Have I mentioned that I, my husband, and stepson, are taking ice-skating lessons? We go every Wednesday evening to our respective classes, and on Fridays, we come for open rink time. All this, and I don't own a decent pair of skates. As awful and uncomfortable as the rental skates are, my own cheap skates, I've discovered, are worse. To get a decent pair, I'm told, involves more than two hours of driving. I should be prepared to spend upwards of $150 and three or four hours getting them properly fitted. I hesitate to do it. After all, I keep thinking, what if I get pregnant and don't skate again for years? Or ever? Do I really want to invest so literally in a life that assumes it's never going to happen? Besides, there must be infinite better ways to spend that time and money.
B~ and J~ both have inexpensive hockey skates, but they are beginners, and happy with what they have. In the short time they've skated, B~ has advanced from clinging to the nearest solid object, feet flying out from under him in all directions, to circling the rink all on his own, albeit in a nervous, chin-forward hunch. J~ has gone from said nervous hunch, gripping my hand so hard my fingers hurt, to a relaxed, upright, independent glide. Occasionally he'll move to the center of the rink to attempt backwards skating, drawing his feet apart and together again, carving slow hourglass patterns into the less-traveled ice.

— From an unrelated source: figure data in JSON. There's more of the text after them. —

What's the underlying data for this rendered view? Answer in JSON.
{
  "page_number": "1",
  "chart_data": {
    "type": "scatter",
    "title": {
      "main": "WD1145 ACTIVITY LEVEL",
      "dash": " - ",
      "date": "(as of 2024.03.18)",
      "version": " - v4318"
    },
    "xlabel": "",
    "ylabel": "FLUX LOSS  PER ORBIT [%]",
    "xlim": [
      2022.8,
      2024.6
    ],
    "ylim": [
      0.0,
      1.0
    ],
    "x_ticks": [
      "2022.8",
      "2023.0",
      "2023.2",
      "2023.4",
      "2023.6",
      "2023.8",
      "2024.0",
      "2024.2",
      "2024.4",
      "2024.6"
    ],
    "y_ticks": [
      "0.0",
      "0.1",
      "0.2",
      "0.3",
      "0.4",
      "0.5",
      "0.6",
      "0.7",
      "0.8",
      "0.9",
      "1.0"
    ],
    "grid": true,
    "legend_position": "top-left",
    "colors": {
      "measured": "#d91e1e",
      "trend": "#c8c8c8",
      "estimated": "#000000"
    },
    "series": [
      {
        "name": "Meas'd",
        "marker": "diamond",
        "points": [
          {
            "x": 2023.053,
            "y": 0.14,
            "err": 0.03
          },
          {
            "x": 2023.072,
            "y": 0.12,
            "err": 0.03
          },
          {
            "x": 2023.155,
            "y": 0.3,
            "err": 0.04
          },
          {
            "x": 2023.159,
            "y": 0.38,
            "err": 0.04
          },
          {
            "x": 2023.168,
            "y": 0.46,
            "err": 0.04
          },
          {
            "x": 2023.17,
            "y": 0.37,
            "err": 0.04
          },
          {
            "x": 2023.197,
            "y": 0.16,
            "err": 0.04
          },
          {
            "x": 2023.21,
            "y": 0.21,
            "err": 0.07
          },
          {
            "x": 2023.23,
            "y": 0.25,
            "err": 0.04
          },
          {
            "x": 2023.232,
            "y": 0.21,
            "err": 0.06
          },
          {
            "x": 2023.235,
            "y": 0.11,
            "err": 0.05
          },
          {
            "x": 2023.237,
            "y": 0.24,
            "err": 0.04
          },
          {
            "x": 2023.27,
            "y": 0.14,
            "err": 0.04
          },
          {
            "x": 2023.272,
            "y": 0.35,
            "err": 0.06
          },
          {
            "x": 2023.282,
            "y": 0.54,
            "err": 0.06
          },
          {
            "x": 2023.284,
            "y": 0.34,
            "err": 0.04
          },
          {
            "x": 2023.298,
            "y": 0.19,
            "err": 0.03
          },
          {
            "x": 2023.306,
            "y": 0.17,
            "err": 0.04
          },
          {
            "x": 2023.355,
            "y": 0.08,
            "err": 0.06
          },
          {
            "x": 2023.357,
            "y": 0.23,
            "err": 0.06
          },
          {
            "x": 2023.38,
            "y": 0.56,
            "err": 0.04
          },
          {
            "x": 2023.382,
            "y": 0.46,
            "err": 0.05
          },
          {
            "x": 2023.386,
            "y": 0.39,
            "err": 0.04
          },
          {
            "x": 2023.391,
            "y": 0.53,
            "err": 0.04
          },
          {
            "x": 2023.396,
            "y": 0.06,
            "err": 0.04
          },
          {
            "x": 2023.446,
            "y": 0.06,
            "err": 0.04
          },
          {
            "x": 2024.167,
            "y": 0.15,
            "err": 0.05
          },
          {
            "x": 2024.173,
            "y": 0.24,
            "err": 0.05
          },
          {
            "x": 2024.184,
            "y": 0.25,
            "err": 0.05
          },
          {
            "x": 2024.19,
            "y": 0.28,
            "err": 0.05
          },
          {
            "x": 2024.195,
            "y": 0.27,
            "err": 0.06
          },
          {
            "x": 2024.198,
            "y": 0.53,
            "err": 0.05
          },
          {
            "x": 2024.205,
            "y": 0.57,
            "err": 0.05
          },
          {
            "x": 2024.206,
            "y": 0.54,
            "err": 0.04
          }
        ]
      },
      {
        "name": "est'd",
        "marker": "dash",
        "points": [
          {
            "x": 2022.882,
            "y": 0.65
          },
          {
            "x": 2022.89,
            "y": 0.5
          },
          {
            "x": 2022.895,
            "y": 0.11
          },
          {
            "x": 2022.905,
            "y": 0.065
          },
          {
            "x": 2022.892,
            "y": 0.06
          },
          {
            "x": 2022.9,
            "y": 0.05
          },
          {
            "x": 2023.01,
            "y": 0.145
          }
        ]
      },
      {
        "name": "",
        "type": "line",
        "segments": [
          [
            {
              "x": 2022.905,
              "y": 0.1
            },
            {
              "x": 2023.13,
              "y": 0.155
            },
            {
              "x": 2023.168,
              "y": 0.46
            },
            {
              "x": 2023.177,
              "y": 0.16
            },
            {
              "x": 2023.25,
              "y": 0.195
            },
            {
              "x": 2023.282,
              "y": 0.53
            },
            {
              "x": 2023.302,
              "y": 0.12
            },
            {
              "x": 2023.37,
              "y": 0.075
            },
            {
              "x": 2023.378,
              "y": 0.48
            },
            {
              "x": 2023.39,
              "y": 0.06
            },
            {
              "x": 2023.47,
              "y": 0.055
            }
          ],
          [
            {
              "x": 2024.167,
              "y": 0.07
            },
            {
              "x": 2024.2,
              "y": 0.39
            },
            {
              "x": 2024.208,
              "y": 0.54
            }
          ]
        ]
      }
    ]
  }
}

I spend most of my rink time in that center area, working on figure-skating basics: the 3-turn, the Mohawk, backward cross-overs, two-legged spins. Last night, I admired one of my more advanced classmates, H~, for launching up off his left skate going forward, and coming down on the right, gliding backwards. "I think it's called a toe-jump," he told me. "If you can add three hundred sixty degrees to the spin, it might be a single toe-loop." We both laughed at that one. It's unimaginable.
H~ showed me how he first learned the jump, by practicing against the boards, placing a hand against the wall to steady himself on landing. "Use your arms for momentum. Throw your leg forward," he encouraged, and I did, leaning heavily on the wall for support. By the end of the evening, I was risking little jumps, awkwardly, not always successfully, without touching the wall. One time I tried it away from the wall entirely, and when I didn't chicken out, and didn't fall either, I was like a triumphant kid, wishing Mom was there to see.

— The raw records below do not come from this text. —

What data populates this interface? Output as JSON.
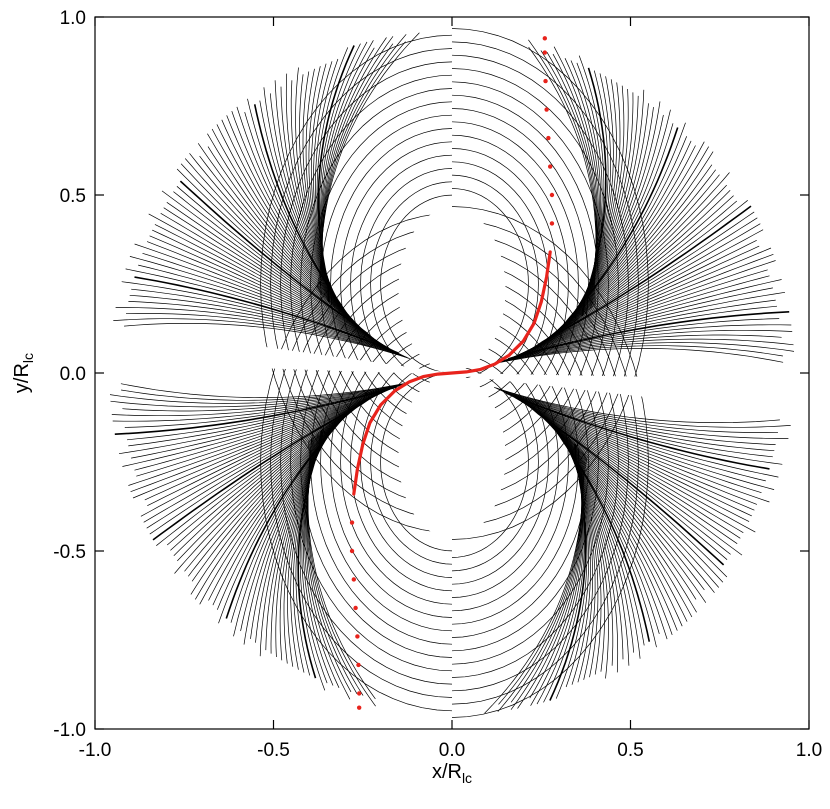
{
  "chart_data": {
    "type": "line",
    "xlabel": {
      "main": "x/R",
      "sub": "lc"
    },
    "ylabel": {
      "main": "y/R",
      "sub": "lc"
    },
    "xlim": [
      -1.0,
      1.0
    ],
    "ylim": [
      -1.0,
      1.0
    ],
    "x_ticks": [
      {
        "value": -1.0,
        "label": "-1.0"
      },
      {
        "value": -0.5,
        "label": "-0.5"
      },
      {
        "value": 0.0,
        "label": "0.0"
      },
      {
        "value": 0.5,
        "label": "0.5"
      },
      {
        "value": 1.0,
        "label": "1.0"
      }
    ],
    "y_ticks": [
      {
        "value": -1.0,
        "label": "-1.0"
      },
      {
        "value": -0.5,
        "label": "-0.5"
      },
      {
        "value": 0.0,
        "label": "0.0"
      },
      {
        "value": 0.5,
        "label": "0.5"
      },
      {
        "value": 1.0,
        "label": "1.0"
      }
    ],
    "grid": false,
    "series": [
      {
        "color": "#000000",
        "description_kind": "field-lines",
        "outer_radius": 0.96,
        "line_count_per_quadrant": 70
      },
      {
        "color": "#e8231c",
        "points": [
          [
            0.0,
            0.0
          ],
          [
            0.04,
            0.003
          ],
          [
            0.08,
            0.01
          ],
          [
            0.12,
            0.025
          ],
          [
            0.16,
            0.05
          ],
          [
            0.2,
            0.09
          ],
          [
            0.23,
            0.14
          ],
          [
            0.25,
            0.2
          ],
          [
            0.265,
            0.27
          ],
          [
            0.275,
            0.34
          ],
          [
            0.28,
            0.42
          ],
          [
            0.28,
            0.5
          ],
          [
            0.275,
            0.58
          ],
          [
            0.27,
            0.66
          ],
          [
            0.265,
            0.74
          ],
          [
            0.262,
            0.82
          ],
          [
            0.26,
            0.9
          ],
          [
            0.26,
            0.94
          ]
        ]
      }
    ]
  }
}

So I made a decision: I'm going to buy good skates first thing Monday.
Who knows what the future holds. Maybe I will get pregnant, and maybe I'll hang up those expensive custom-fitted skates. Or maybe I'll find a little baby helmet and learn to skate with an infant strapped to my chest. Or even better: maybe I'll get my Mom to come along, ostensibly to hold her grandchild, but really to admire my grace and prowess on the ice.
Then again, maybe I won't ever conceive. But I'll learn to spin on one leg, and master a toe jump, the as of yet unimaginable single toe-loop, perhaps. Although certainy incomparable to the adventure of pregnancy and parenting, wouldn't that also be great?